Enedis, ex ERDF, procède actuellement à l’installation des compteurs Linky, dans des parties communes d’immeubles ou au domicile de particuliers. Les compteurs Linky sont actionnés et questionnés à distance, sans relevé d’un technicien sur place. Ce principe permet de facturer la consommation réelle, à partir d’informations transmises quotidiennement.

Les questionnements qui nous remontent portent notamment sur: 

l’utilisation des données transmises : Le gestionnaire du réseau de distribution collecte par défaut les données de consommation globale du foyer sur une journée, pour permettre à l’usager de consulter gratuitement l’historique de ses consommations.

Les données de consommation détaillée, horaires et/ou à la demi-heure, peuvent révéler de nombreuses informations relatives à la vie privée,  heures de lever et de coucher, périodes d’absence ou nombre d’occupants du logement. La transmission de ces données à des sociétés tierces (par exemple des fournisseurs d’énergie) ne peut intervenir qu’avec l’accord de l’abonné (lien CNIL).
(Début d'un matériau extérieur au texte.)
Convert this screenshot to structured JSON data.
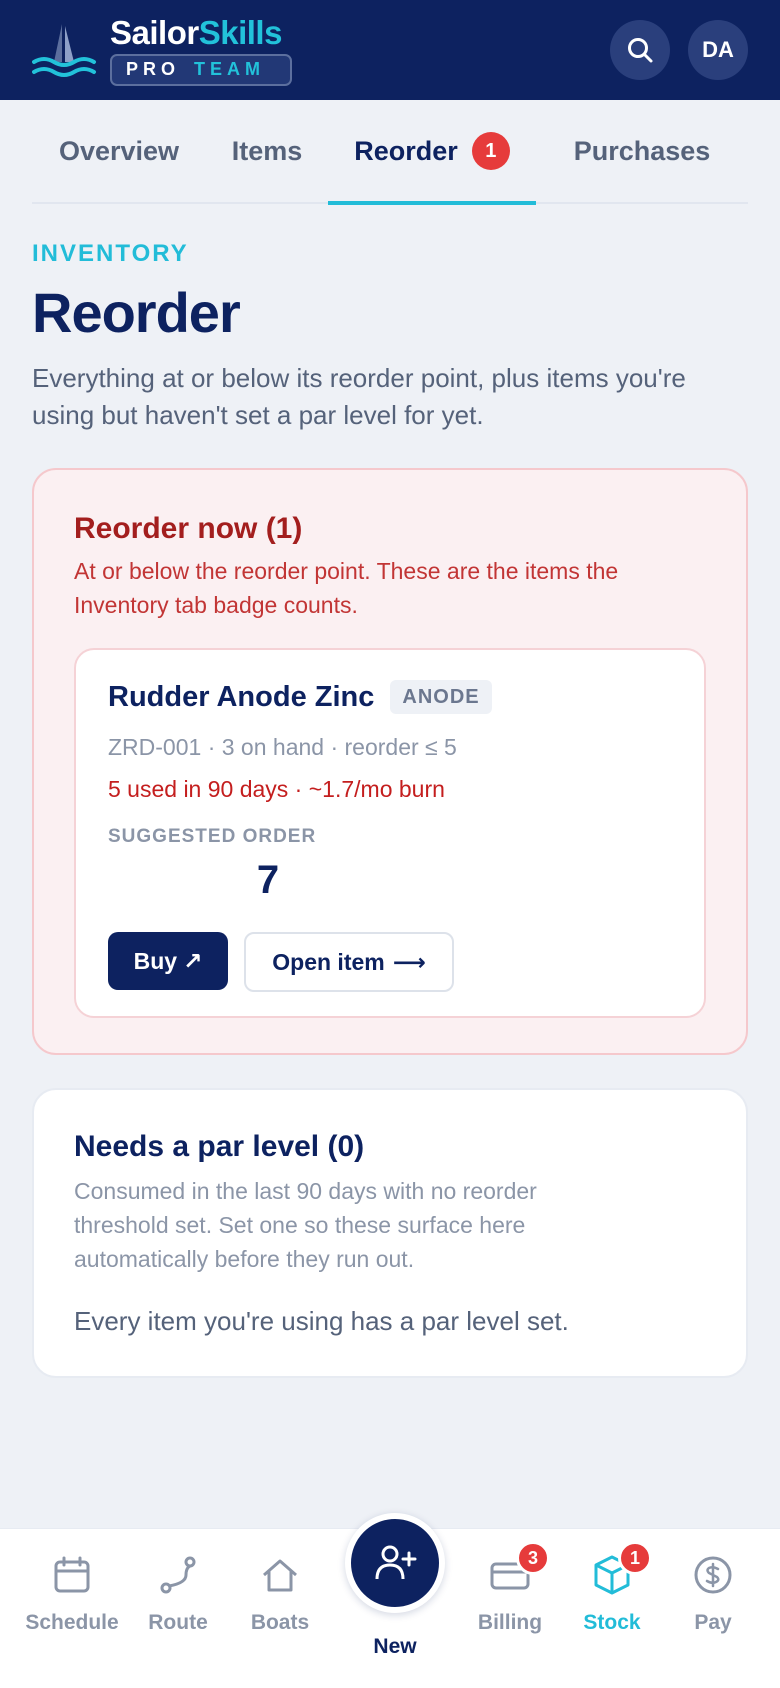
{
  "app": {
    "brand_part1": "Sailor",
    "brand_part2": "Skills",
    "badge_part1": "PRO",
    "badge_part2": "TEAM",
    "avatar_initials": "DA",
    "colors": {
      "navy": "#0d2260",
      "accent": "#22bcd8",
      "danger": "#e63b3b"
    }
  },
  "tabs": [
    {
      "label": "Overview"
    },
    {
      "label": "Items"
    },
    {
      "label": "Reorder",
      "badge": "1",
      "active": true
    },
    {
      "label": "Purchases"
    }
  ],
  "page": {
    "eyebrow": "INVENTORY",
    "title": "Reorder",
    "subtitle": "Everything at or below its reorder point, plus items you're using but haven't set a par level for yet."
  },
  "reorder_now": {
    "title": "Reorder now (1)",
    "description": "At or below the reorder point. These are the items the Inventory tab badge counts.",
    "item": {
      "name": "Rudder Anode Zinc",
      "tag": "ANODE",
      "meta": "ZRD-001 · 3 on hand · reorder ≤ 5",
      "burn": "5 used in 90 days · ~1.7/mo burn",
      "suggested_label": "SUGGESTED ORDER",
      "suggested_value": "7",
      "buy_label": "Buy",
      "buy_icon": "↗",
      "open_label": "Open item",
      "open_icon": "⟶"
    }
  },
  "needs_par": {
    "title": "Needs a par level (0)",
    "description": "Consumed in the last 90 days with no reorder threshold set. Set one so these surface here automatically before they run out.",
    "empty": "Every item you're using has a par level set."
  },
  "bottom_nav": {
    "schedule": "Schedule",
    "route": "Route",
    "boats": "Boats",
    "new": "New",
    "billing": "Billing",
    "billing_badge": "3",
    "stock": "Stock",
    "stock_badge": "1",
    "pay": "Pay"
  }
}
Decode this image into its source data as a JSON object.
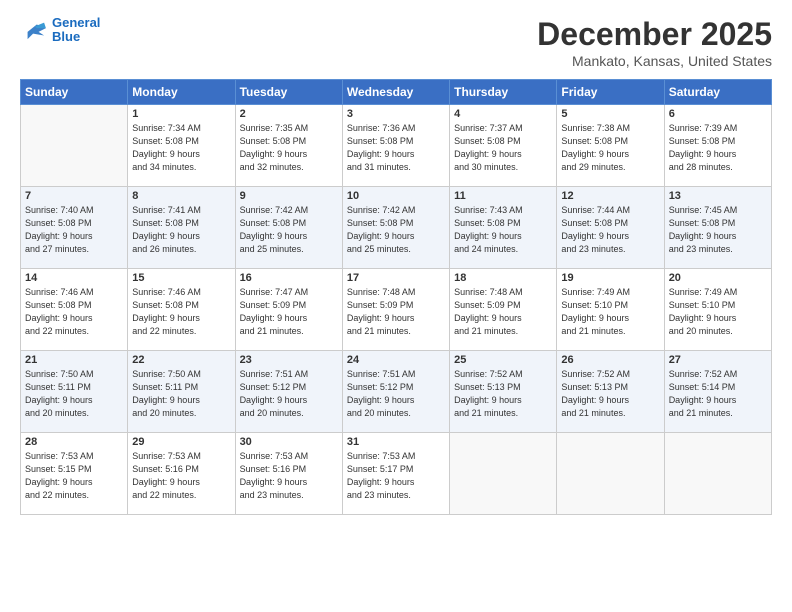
{
  "header": {
    "logo_line1": "General",
    "logo_line2": "Blue",
    "month": "December 2025",
    "location": "Mankato, Kansas, United States"
  },
  "days_of_week": [
    "Sunday",
    "Monday",
    "Tuesday",
    "Wednesday",
    "Thursday",
    "Friday",
    "Saturday"
  ],
  "weeks": [
    [
      {
        "num": "",
        "info": ""
      },
      {
        "num": "1",
        "info": "Sunrise: 7:34 AM\nSunset: 5:08 PM\nDaylight: 9 hours\nand 34 minutes."
      },
      {
        "num": "2",
        "info": "Sunrise: 7:35 AM\nSunset: 5:08 PM\nDaylight: 9 hours\nand 32 minutes."
      },
      {
        "num": "3",
        "info": "Sunrise: 7:36 AM\nSunset: 5:08 PM\nDaylight: 9 hours\nand 31 minutes."
      },
      {
        "num": "4",
        "info": "Sunrise: 7:37 AM\nSunset: 5:08 PM\nDaylight: 9 hours\nand 30 minutes."
      },
      {
        "num": "5",
        "info": "Sunrise: 7:38 AM\nSunset: 5:08 PM\nDaylight: 9 hours\nand 29 minutes."
      },
      {
        "num": "6",
        "info": "Sunrise: 7:39 AM\nSunset: 5:08 PM\nDaylight: 9 hours\nand 28 minutes."
      }
    ],
    [
      {
        "num": "7",
        "info": "Sunrise: 7:40 AM\nSunset: 5:08 PM\nDaylight: 9 hours\nand 27 minutes."
      },
      {
        "num": "8",
        "info": "Sunrise: 7:41 AM\nSunset: 5:08 PM\nDaylight: 9 hours\nand 26 minutes."
      },
      {
        "num": "9",
        "info": "Sunrise: 7:42 AM\nSunset: 5:08 PM\nDaylight: 9 hours\nand 25 minutes."
      },
      {
        "num": "10",
        "info": "Sunrise: 7:42 AM\nSunset: 5:08 PM\nDaylight: 9 hours\nand 25 minutes."
      },
      {
        "num": "11",
        "info": "Sunrise: 7:43 AM\nSunset: 5:08 PM\nDaylight: 9 hours\nand 24 minutes."
      },
      {
        "num": "12",
        "info": "Sunrise: 7:44 AM\nSunset: 5:08 PM\nDaylight: 9 hours\nand 23 minutes."
      },
      {
        "num": "13",
        "info": "Sunrise: 7:45 AM\nSunset: 5:08 PM\nDaylight: 9 hours\nand 23 minutes."
      }
    ],
    [
      {
        "num": "14",
        "info": "Sunrise: 7:46 AM\nSunset: 5:08 PM\nDaylight: 9 hours\nand 22 minutes."
      },
      {
        "num": "15",
        "info": "Sunrise: 7:46 AM\nSunset: 5:08 PM\nDaylight: 9 hours\nand 22 minutes."
      },
      {
        "num": "16",
        "info": "Sunrise: 7:47 AM\nSunset: 5:09 PM\nDaylight: 9 hours\nand 21 minutes."
      },
      {
        "num": "17",
        "info": "Sunrise: 7:48 AM\nSunset: 5:09 PM\nDaylight: 9 hours\nand 21 minutes."
      },
      {
        "num": "18",
        "info": "Sunrise: 7:48 AM\nSunset: 5:09 PM\nDaylight: 9 hours\nand 21 minutes."
      },
      {
        "num": "19",
        "info": "Sunrise: 7:49 AM\nSunset: 5:10 PM\nDaylight: 9 hours\nand 21 minutes."
      },
      {
        "num": "20",
        "info": "Sunrise: 7:49 AM\nSunset: 5:10 PM\nDaylight: 9 hours\nand 20 minutes."
      }
    ],
    [
      {
        "num": "21",
        "info": "Sunrise: 7:50 AM\nSunset: 5:11 PM\nDaylight: 9 hours\nand 20 minutes."
      },
      {
        "num": "22",
        "info": "Sunrise: 7:50 AM\nSunset: 5:11 PM\nDaylight: 9 hours\nand 20 minutes."
      },
      {
        "num": "23",
        "info": "Sunrise: 7:51 AM\nSunset: 5:12 PM\nDaylight: 9 hours\nand 20 minutes."
      },
      {
        "num": "24",
        "info": "Sunrise: 7:51 AM\nSunset: 5:12 PM\nDaylight: 9 hours\nand 20 minutes."
      },
      {
        "num": "25",
        "info": "Sunrise: 7:52 AM\nSunset: 5:13 PM\nDaylight: 9 hours\nand 21 minutes."
      },
      {
        "num": "26",
        "info": "Sunrise: 7:52 AM\nSunset: 5:13 PM\nDaylight: 9 hours\nand 21 minutes."
      },
      {
        "num": "27",
        "info": "Sunrise: 7:52 AM\nSunset: 5:14 PM\nDaylight: 9 hours\nand 21 minutes."
      }
    ],
    [
      {
        "num": "28",
        "info": "Sunrise: 7:53 AM\nSunset: 5:15 PM\nDaylight: 9 hours\nand 22 minutes."
      },
      {
        "num": "29",
        "info": "Sunrise: 7:53 AM\nSunset: 5:16 PM\nDaylight: 9 hours\nand 22 minutes."
      },
      {
        "num": "30",
        "info": "Sunrise: 7:53 AM\nSunset: 5:16 PM\nDaylight: 9 hours\nand 23 minutes."
      },
      {
        "num": "31",
        "info": "Sunrise: 7:53 AM\nSunset: 5:17 PM\nDaylight: 9 hours\nand 23 minutes."
      },
      {
        "num": "",
        "info": ""
      },
      {
        "num": "",
        "info": ""
      },
      {
        "num": "",
        "info": ""
      }
    ]
  ]
}
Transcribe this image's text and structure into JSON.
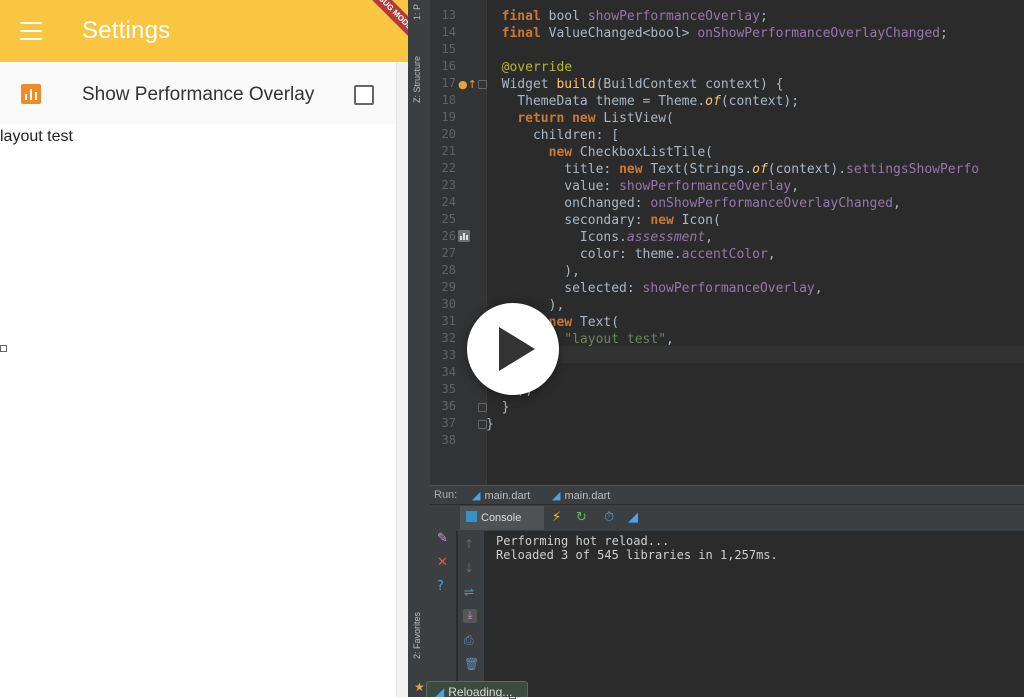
{
  "phone": {
    "app_title": "Settings",
    "debug_banner": "DEBUG MODE",
    "tile": {
      "title": "Show Performance Overlay",
      "checked": false,
      "icon": "assessment-icon",
      "icon_color": "#f08a2b"
    },
    "body_text": "layout test",
    "appbar_color": "#f9c642"
  },
  "ide": {
    "side_tabs": [
      "1: P",
      "Z: Structure",
      "2: Favorites"
    ],
    "code_lines": [
      {
        "n": "13",
        "t": "  final bool showPerformanceOverlay;"
      },
      {
        "n": "14",
        "t": "  final ValueChanged<bool> onShowPerformanceOverlayChanged;"
      },
      {
        "n": "15",
        "t": ""
      },
      {
        "n": "16",
        "t": "  @override"
      },
      {
        "n": "17",
        "t": "  Widget build(BuildContext context) {"
      },
      {
        "n": "18",
        "t": "    ThemeData theme = Theme.of(context);"
      },
      {
        "n": "19",
        "t": "    return new ListView("
      },
      {
        "n": "20",
        "t": "      children: ["
      },
      {
        "n": "21",
        "t": "        new CheckboxListTile("
      },
      {
        "n": "22",
        "t": "          title: new Text(Strings.of(context).settingsShowPerfo"
      },
      {
        "n": "23",
        "t": "          value: showPerformanceOverlay,"
      },
      {
        "n": "24",
        "t": "          onChanged: onShowPerformanceOverlayChanged,"
      },
      {
        "n": "25",
        "t": "          secondary: new Icon("
      },
      {
        "n": "26",
        "t": "            Icons.assessment,"
      },
      {
        "n": "27",
        "t": "            color: theme.accentColor,"
      },
      {
        "n": "28",
        "t": "          ),"
      },
      {
        "n": "29",
        "t": "          selected: showPerformanceOverlay,"
      },
      {
        "n": "30",
        "t": "        ),"
      },
      {
        "n": "31",
        "t": "        new Text("
      },
      {
        "n": "32",
        "t": "          \"layout test\","
      },
      {
        "n": "33",
        "t": "        )"
      },
      {
        "n": "34",
        "t": "      ],"
      },
      {
        "n": "35",
        "t": "    );"
      },
      {
        "n": "36",
        "t": "  }"
      },
      {
        "n": "37",
        "t": "}"
      },
      {
        "n": "38",
        "t": ""
      }
    ],
    "run_panel": {
      "label": "Run:",
      "tabs": [
        "main.dart",
        "main.dart"
      ],
      "console_tab": "Console",
      "output": [
        "Performing hot reload...",
        "Reloaded 3 of 545 libraries in 1,257ms."
      ],
      "toast": "Reloading..."
    },
    "colors": {
      "background": "#2b2b2b",
      "keyword": "#cc7832",
      "field": "#9876aa",
      "string": "#6a8759",
      "annotation": "#bbb529"
    }
  },
  "overlay": {
    "icon": "play-icon"
  }
}
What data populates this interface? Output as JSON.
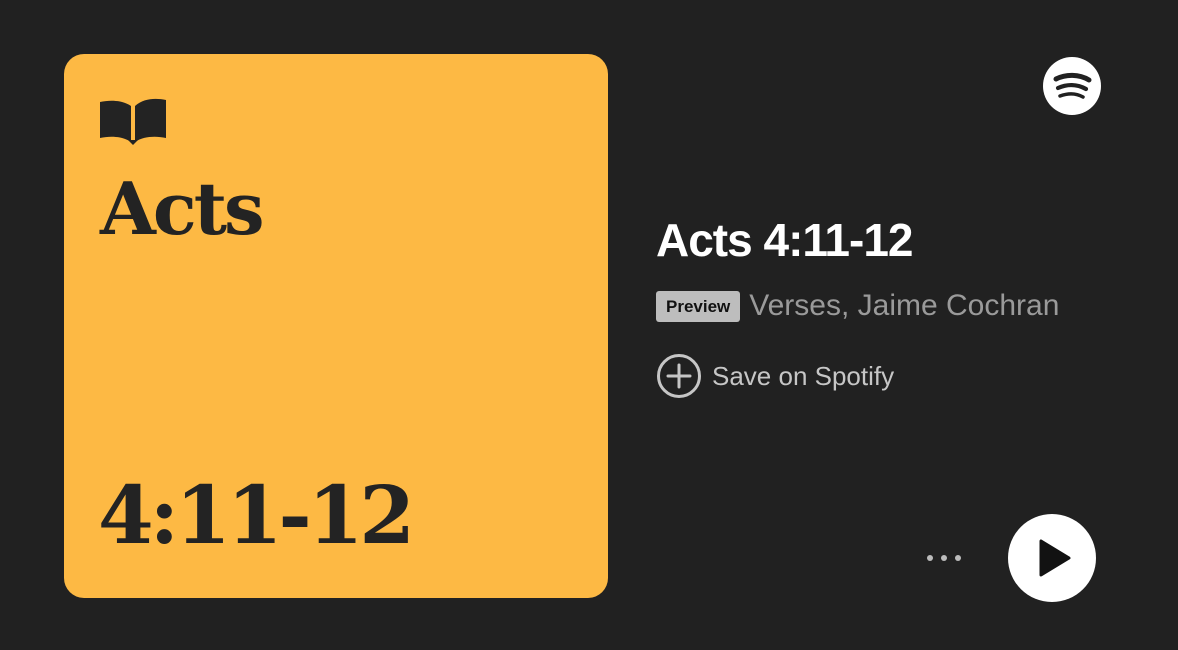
{
  "cover": {
    "title": "Acts",
    "reference": "4:11-12",
    "background_color": "#fdb944",
    "text_color": "#232323",
    "icon": "open-book-icon"
  },
  "episode": {
    "title": "Acts 4:11-12",
    "badge": "Preview",
    "artists": "Verses, Jaime Cochran"
  },
  "actions": {
    "save_label": "Save on Spotify",
    "save_icon": "plus-circle-icon",
    "more_icon": "more-dots-icon",
    "play_icon": "play-icon"
  },
  "brand": {
    "logo_icon": "spotify-logo-icon"
  },
  "colors": {
    "background": "#212121",
    "title": "#ffffff",
    "subtitle": "#9a9a9a",
    "badge_bg": "#bdbdbd"
  }
}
l’intensité des rayonnements électromagnétiques:

L’expertise relative à l’évaluation de l’exposition de la population aux champs électromagnétiques a été confiée à un comité d’experts spécialisé (CES). Dans sa conclusion (rapport Anses 07-06-2017), le CES note un trafic de trames de communication Linky plus important que celui initialement annoncé, sans que les niveaux de champ électromagnétique soient plus élevés. Le CES recommande d’étudier la possibilité d’installer des filtres, pour les personnes qui le souhaiteraient, permettant d’éviter la propagation des signaux CPL à l’intérieur des logements.

Les Maires, alertés par les usagers qui s’opposent au changement de leur compteur, ne sont pas compétents pour intervenir sur le dossier.  Voir la circulaire préfectorale du 28 avril 2016.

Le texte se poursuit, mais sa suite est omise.